Sometimes, it’s just better to do it yourself. Like when its time to make custom parts for your Polecam. And in this case, when I say by myself, I mean with all of the adult males from the farm leading the charge and me in the dust.
When I added the Ronin M head to the kit, I needed a counter weight to balance the Toshiba head & zoom lens payload. For that, I needed a piece or steel. To work the steel, I needed my in-laws. Good thing we were visiting and they have spare parts around the farm.
As often happens on the farm, a simple request to cut some metal turns into a group outing. Maybe because someone needs to check your math before turning on the torch, maybe because they need to check the soundness of my idea. Either way, what was 2 of us turned into a gathering. The steel that was selected was from (if memory serves) old church windows. It was used to assist with the opening and closing of said windows. This was good as I would not have to train the steel to behave as a counterbalance when it was cut and ready for use.

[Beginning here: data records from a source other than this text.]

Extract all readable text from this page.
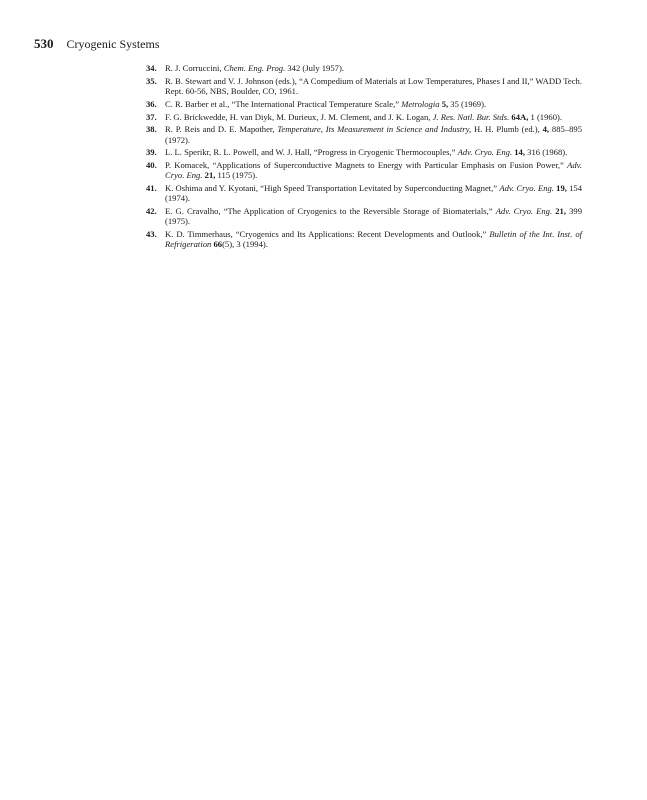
530 Cryogenic Systems
34. R. J. Corruccini, Chem. Eng. Prog. 342 (July 1957).
35. R. B. Stewart and V. J. Johnson (eds.), “A Compedium of Materials at Low Temperatures, Phases I and II,” WADD Tech. Rept. 60-56, NBS, Boulder, CO, 1961.
36. C. R. Barber et al., “The International Practical Temperature Scale,” Metrologia 5, 35 (1969).
37. F. G. Brickwedde, H. van Diyk, M. Durieux, J. M. Clement, and J. K. Logan, J. Res. Natl. Bur. Stds. 64A, 1 (1960).
38. R. P. Reis and D. E. Mapother, Temperature, Its Measurement in Science and Industry, H. H. Plumb (ed.), 4, 885–895 (1972).
39. L. L. Sperikr, R. L. Powell, and W. J. Hall, “Progress in Cryogenic Thermocouples,” Adv. Cryo. Eng. 14, 316 (1968).
40. P. Komacek, “Applications of Superconductive Magnets to Energy with Particular Emphasis on Fusion Power,” Adv. Cryo. Eng. 21, 115 (1975).
41. K. Oshima and Y. Kyotani, “High Speed Transportation Levitated by Superconducting Magnet,” Adv. Cryo. Eng. 19, 154 (1974).
42. E. G. Cravalho, “The Application of Cryogenics to the Reversible Storage of Biomaterials,” Adv. Cryo. Eng. 21, 399 (1975).
43. K. D. Timmerhaus, “Cryogenics and Its Applications: Recent Developments and Outlook,” Bulletin of the Int. Inst. of Refrigeration 66(5), 3 (1994).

First we had to figure out how much weight I needed, then divide that by the square inverse of the size of the hole in my head. It was a large number. Upon checking my math, a different formula was chosen, checked and prepped. The torch was lit and cutting began. We were close on weight after the first cut, however the existing holes threw off our weight by a 2 ounces… so back to the torch. Then to the grinder to take off the weathering from years outside in the elements. A drill press was used to make a hole so the steel so threads could be put in. More polishing and boom. A custom counter weight. Shortly after that I used the head at the Sony E3 event in Anaheim, CA.
In all seriousness, my dad-in-law gets 107% of the credit on this one. He did all the math in his head to figure out the weight (per cubic inch) of the steel, adjust for the existing holes and anticipate the loss of material that would occur during the grinding/polishing. He planned to be a little over, and it was. Trim to perfection. Nailed it. I asked if he would be interested in making more parts for other people. Naw…. was the answer. Too much work.